His plan was for a 75-unit condo project and said it would take a year to plan, a year to build, and the challenges would be "limitless."

McCairns was right about the last part.

By 2015, he had scaled back the project to just 26 units.

"Being an existing 130-year-old structure, it had inherent challenges from an engineering perspective," he said at the time.

In 2016, after sitting empty for four years, the building was up for sale again, listed for $500,000.

A massive piece of the church tumbles to the ground during demolition earlier this week. (Steven Webb/CBC)

It would be three more years of neglect before Saint John developer Percy Wilbur bought it this fall and announced it would have to come down.

He allowed architect Leroux access to take a few photos before demolition began.

Leroux said he was shocked by how badly the building had deteriorated, especially the stonework.

"Even inside, the stone tracery, which is kind of the curvilinear stone around the stained-glass windows … it was crumbling, on the inside, which you rarely see, so it was a challenge. It was stone with issues."

'Bigger question'

Leroux said it's a shame to see the building come down, but he doubts there was any other option.

"It would cost a lot of money to restore that and bring it back," he said, "It's one of those difficult, difficult situations.

"It had just been neglected for so long, which is a shame. But in some ways, that's the bigger question that people should be looking at.

"It's tragic what's happening to heritage in Saint John, so it's not just about the demolition, it's about how things are being let go. And people aren't seeming to do that much about it.".

At least one piece of the former Centenary Queen Square United Church remains intact.

The Letourneau organ as it appears now, at Our Saviour's Lutheran Church in Sun Prairie, Wisc. (Our Saviour's Lutheran Church)
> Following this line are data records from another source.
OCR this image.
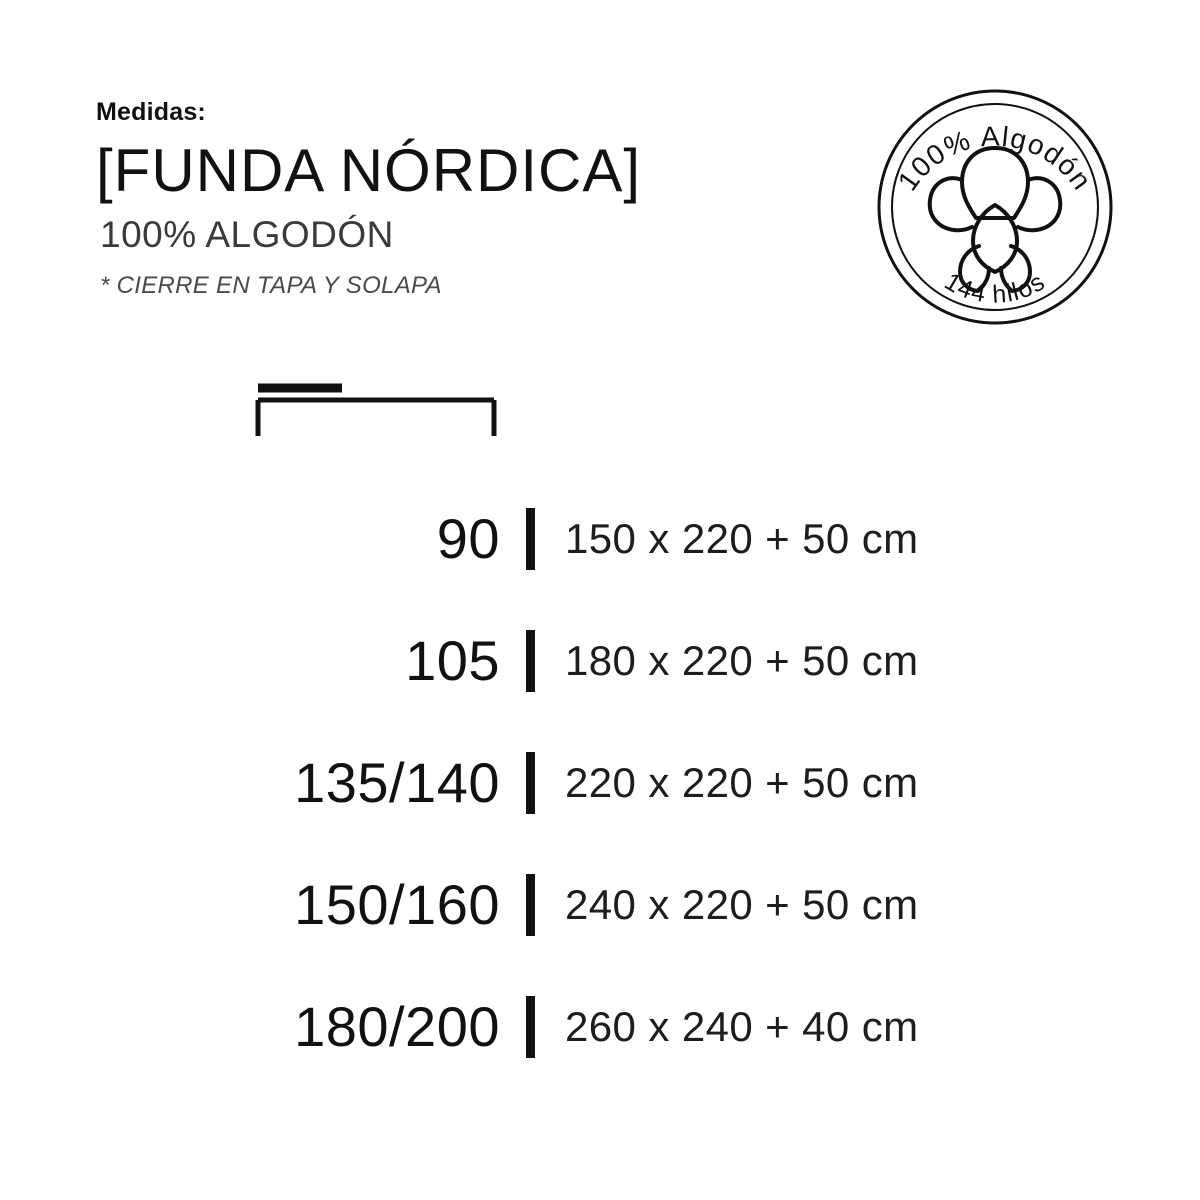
Medidas:
[FUNDA NÓRDICA]
100% ALGODÓN
* CIERRE EN TAPA Y SOLAPA
100% Algodón
144 hilos
90	150 x 220 + 50 cm
105	180 x 220 + 50 cm
135/140	220 x 220 + 50 cm
150/160	240 x 220 + 50 cm
180/200	260 x 240 + 40 cm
The grand Letourneau organ, which was sold in 1998, sits in Our Saviour's Lutheran Church in Sun Prairie, Wisc. It is used regularly for services there.

In an email, the organist, John Krueger, expressed dismay at the demolition and compared Centenary Queen Square to the Capitol buildings in Wisconsin's state capital, Madison.

"As the Capitol is on a hill and visible from many directions as one approaches Madison, so the church in [Saint John] is a similar focal point. I am personally sorry to see the building go."

 Wilbur plans to build an apartment complex on the site.